At the end of an epoch, the memory controller interrupts all processors to perform end-of-epoch actions. Processors first drain their volatile states as described in previous sections, and then write back dirty lines from their on-chip cache. Dirty pages from the L4 cache are also evicted. After that, processors write their execution context, including the register file, to a checkpoint location on the NVM. In the meantime, the memory controller walks the mapping table and persists bit vectors. CPBVs and mapping information are written into the NVM as part of the checkpoint’s metadata. CPBVs bits are then flipped if the dirty bit is set.

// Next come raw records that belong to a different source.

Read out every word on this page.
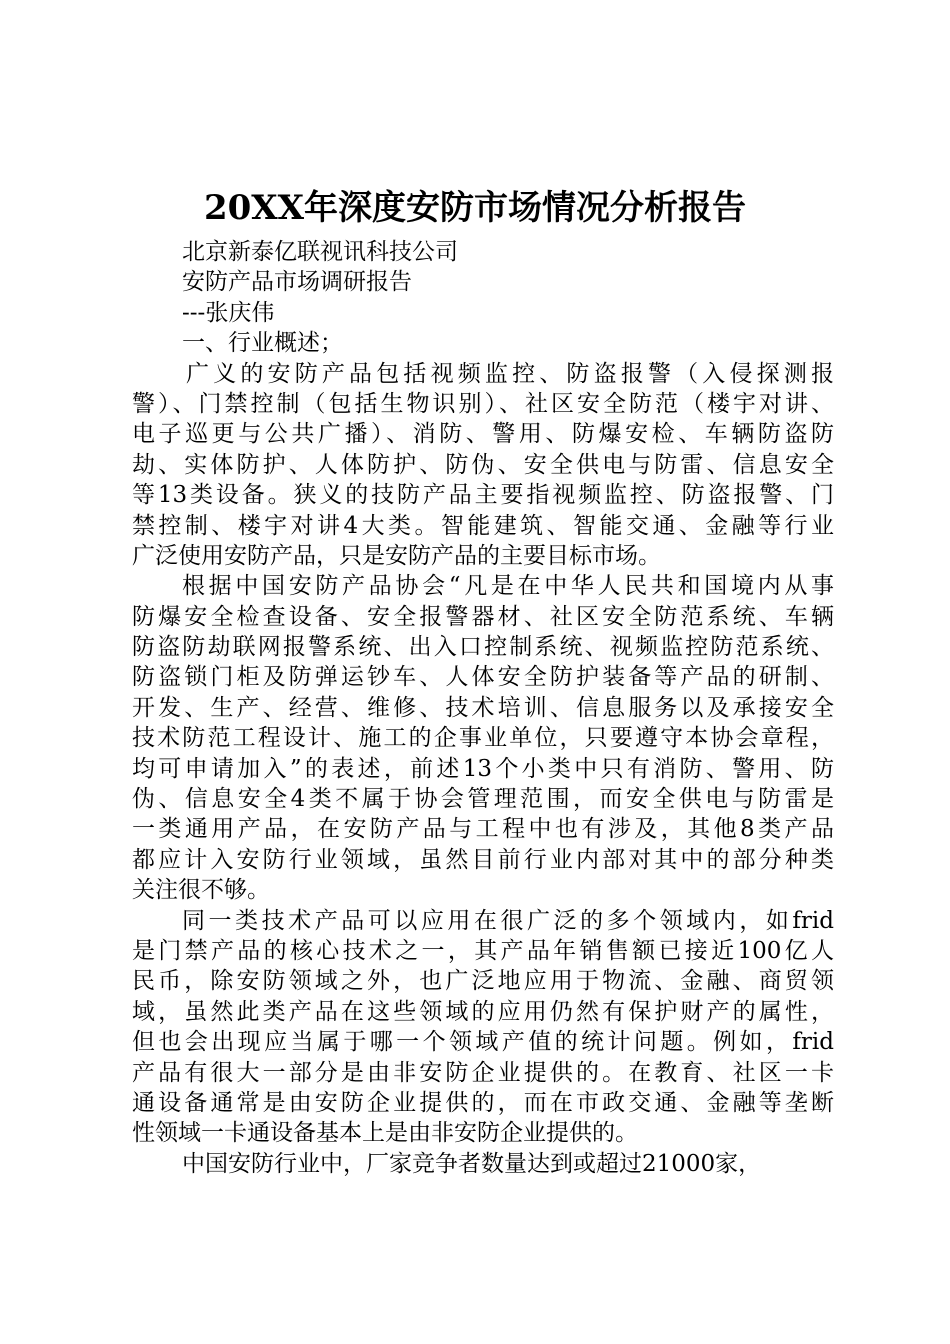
20XX年深度安防市场情况分析报告
北京新泰亿联视讯科技公司
安防产品市场调研报告
---张庆伟
一、行业概述；
广义的安防产品包括视频监控、防盗报警（入侵探测报
警）、门禁控制（包括生物识别）、社区安全防范（楼宇对讲、
电子巡更与公共广播）、消防、警用、防爆安检、车辆防盗防
劫、实体防护、人体防护、防伪、安全供电与防雷、信息安全
等13类设备。狭义的技防产品主要指视频监控、防盗报警、门
禁控制、楼宇对讲4大类。智能建筑、智能交通、金融等行业
广泛使用安防产品，只是安防产品的主要目标市场。
根据中国安防产品协会“凡是在中华人民共和国境内从事
防爆安全检查设备、安全报警器材、社区安全防范系统、车辆
防盗防劫联网报警系统、出入口控制系统、视频监控防范系统、
防盗锁门柜及防弹运钞车、人体安全防护装备等产品的研制、
开发、生产、经营、维修、技术培训、信息服务以及承接安全
技术防范工程设计、施工的企事业单位，只要遵守本协会章程，
均可申请加入”的表述，前述13个小类中只有消防、警用、防
伪、信息安全4类不属于协会管理范围，而安全供电与防雷是
一类通用产品，在安防产品与工程中也有涉及，其他8类产品
都应计入安防行业领域，虽然目前行业内部对其中的部分种类
关注很不够。
同一类技术产品可以应用在很广泛的多个领域内，如frid
是门禁产品的核心技术之一，其产品年销售额已接近100亿人
民币，除安防领域之外，也广泛地应用于物流、金融、商贸领
域，虽然此类产品在这些领域的应用仍然有保护财产的属性，
但也会出现应当属于哪一个领域产值的统计问题。例如，frid
产品有很大一部分是由非安防企业提供的。在教育、社区一卡
通设备通常是由安防企业提供的，而在市政交通、金融等垄断
性领域一卡通设备基本上是由非安防企业提供的。
中国安防行业中，厂家竞争者数量达到或超过21000家，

This reflects the fact that if a cache line was updated in an epoch, it will then become part of the stable snapshot in the perspective of the next epoch. As the last step, DBVs are flash-cleared. After the new snapshot has been persisted, the previous snapshot is now stale, and can be garbage collected.

On recovery, the recovery handler first locates the last known valid snapshot on the NVM. Then the recovery handler loads mapping information from the NVM, including the address mapping, as well as CPBVs. DBVs are initialized to zero. Finally, the handler instructs all processors to load their execution contexts from the snapshot, after which normal execution could resume.